The stores could also be useful by providing upfront advice on any potential hang-ups and extra involved costs when mixing best-in-breed components from competing vendors, Martens says. That user advice could even include information about who can help solve any conflicts, including the vendor, third-party integrators, or the customer.
Another option for enterprises is to create their own ERP app stores where their staff can choose pre-approved apps that fit their needs, Martens saysShe adds that app stores may present new purchasing challenges, but advises CIOs to not let that limit how they use app stores within their organizations.
The report lists several recommendations for determining whether ERP app stores make sense for a company :
- Start engaging with ERP app stores as a trial channel. Assess the possible benefits of making use of this emerging additional purchasing channel and gather as much information as possible to help plan your strategies.
- Use app stores as a gauge of ERP vendor vitality. Check out what they offer and make sure you are comfortable with the vendor's products, pricing, features and supported integrations with other products.
- Work with ERP vendors to gain access to usage data relevant to your organization. Use application usage and app store trial data as a basis for making internal policy decisions about who can purchase apps for corporate usage and whether you should seek changes in your current licensing agreements. For instance, with that knowledge in hand, does it make sense to move to an "all-you-can-eat" license from your ERP vendor?
- Investigate whether an internal app store would be beneficial to your company. How could you use it to foster more internal and external collaboration around app delivery and user support?

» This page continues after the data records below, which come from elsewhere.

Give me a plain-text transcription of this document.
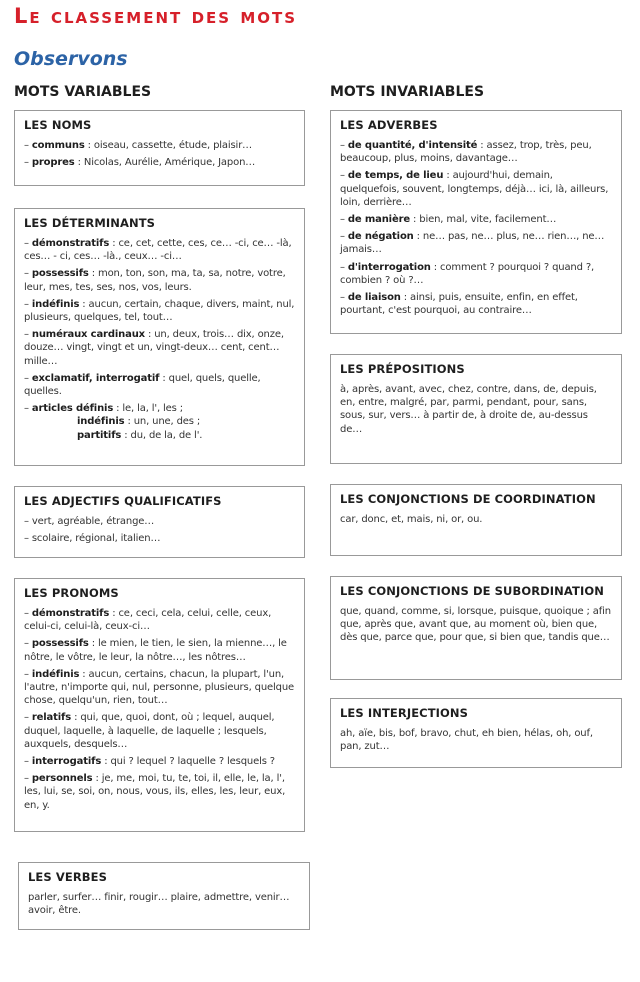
Le classement des mots
Observons
MOTS VARIABLES	MOTS INVARIABLES
LES NOMS

– communs : oiseau, cassette, étude, plaisir…

– propres : Nicolas, Aurélie, Amérique, Japon…

LES DÉTERMINANTS

– démonstratifs : ce, cet, cette, ces, ce… -ci, ce… -là, ces… - ci, ces… -là., ceux… -ci…

– possessifs : mon, ton, son, ma, ta, sa, notre, votre, leur, mes, tes, ses, nos, vos, leurs.

– indéfinis : aucun, certain, chaque, divers, maint, nul, plusieurs, quelques, tel, tout…

– numéraux cardinaux : un, deux, trois… dix, onze, douze… vingt, vingt et un, vingt-deux… cent, cent… mille…

– exclamatif, interrogatif : quel, quels, quelle, quelles.

– articles définis : le, la, l', les ;

indéfinis : un, une, des ;

partitifs : du, de la, de l'.

LES ADJECTIFS QUALIFICATIFS

– vert, agréable, étrange…

– scolaire, régional, italien…

LES PRONOMS

– démonstratifs : ce, ceci, cela, celui, celle, ceux, celui-ci, celui-là, ceux-ci…

– possessifs : le mien, le tien, le sien, la mienne…, le nôtre, le vôtre, le leur, la nôtre…, les nôtres…

– indéfinis : aucun, certains, chacun, la plupart, l'un, l'autre, n'importe qui, nul, personne, plusieurs, quelque chose, quelqu'un, rien, tout…

– relatifs : qui, que, quoi, dont, où ; lequel, auquel, duquel, laquelle, à laquelle, de laquelle ; lesquels, auxquels, desquels…

– interrogatifs : qui ? lequel ? laquelle ? lesquels ?

– personnels : je, me, moi, tu, te, toi, il, elle, le, la, l', les, lui, se, soi, on, nous, vous, ils, elles, les, leur, eux, en, y.

LES VERBES

parler, surfer… finir, rougir… plaire, admettre, venir… avoir, être.

LES ADVERBES

– de quantité, d'intensité : assez, trop, très, peu, beaucoup, plus, moins, davantage…

– de temps, de lieu : aujourd'hui, demain, quelquefois, souvent, longtemps, déjà… ici, là, ailleurs, loin, derrière…

– de manière : bien, mal, vite, facilement…

– de négation : ne… pas, ne… plus, ne… rien…, ne… jamais…

– d'interrogation : comment ? pourquoi ? quand ?, combien ? où ?…

– de liaison : ainsi, puis, ensuite, enfin, en effet, pourtant, c'est pourquoi, au contraire…

LES PRÉPOSITIONS

à, après, avant, avec, chez, contre, dans, de, depuis, en, entre, malgré, par, parmi, pendant, pour, sans, sous, sur, vers… à partir de, à droite de, au-dessus de…

LES CONJONCTIONS DE COORDINATION

car, donc, et, mais, ni, or, ou.

LES CONJONCTIONS DE SUBORDINATION

que, quand, comme, si, lorsque, puisque, quoique ; afin que, après que, avant que, au moment où, bien que, dès que, parce que, pour que, si bien que, tandis que…

LES INTERJECTIONS

ah, aïe, bis, bof, bravo, chut, eh bien, hélas, oh, ouf, pan, zut…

Companies using ERP app stores have to discuss all kinds of related issues, such as convenience and control, before deciding how they want to proceed with ERP app stores, Martens says. To that end, she adds, customers must ask vendors questions such as:
- How does the app store vendor stand behind the third-party apps offered in its store?
- Who provides first-line support for the apps?
- What access to usage data does the customer get and how can they control or regulate use of the app store by the company's staff?
- What is the interoperability between apps from the vendor and from other third-party apps offered in the app store? What extra costs are involved?
- How easy is the app store to use and how simple is the provisioning and billing process?
- Can a customer easily synchronize their subscriptions across a number of apps in the store so it's simple to manage renewals?
One challenge for the stores, according to the report, is that they need to remain focused to be truly useful to corporate users. "As app stores grow, business process pros may find them overstuffed with products that are poorly differentiated or of questionable fit and quality."
If they are successful, similar app stores could begin to appear for other enterprise apps beyond ERP, Marten says.
"Many app players are intrigued by the possibilities of having an app store, particularly those that are keen to highlight their PaaS and the kinds of apps that partners and customers can build on them," she says. "A key issue is whether app stores stay very individual vendor-focused or whether more aggregators appear or a particular app vendor appoints themselves to that role. It will also be interesting to see how more established mobile business app stores might in the future merge with these new enterprise app stores."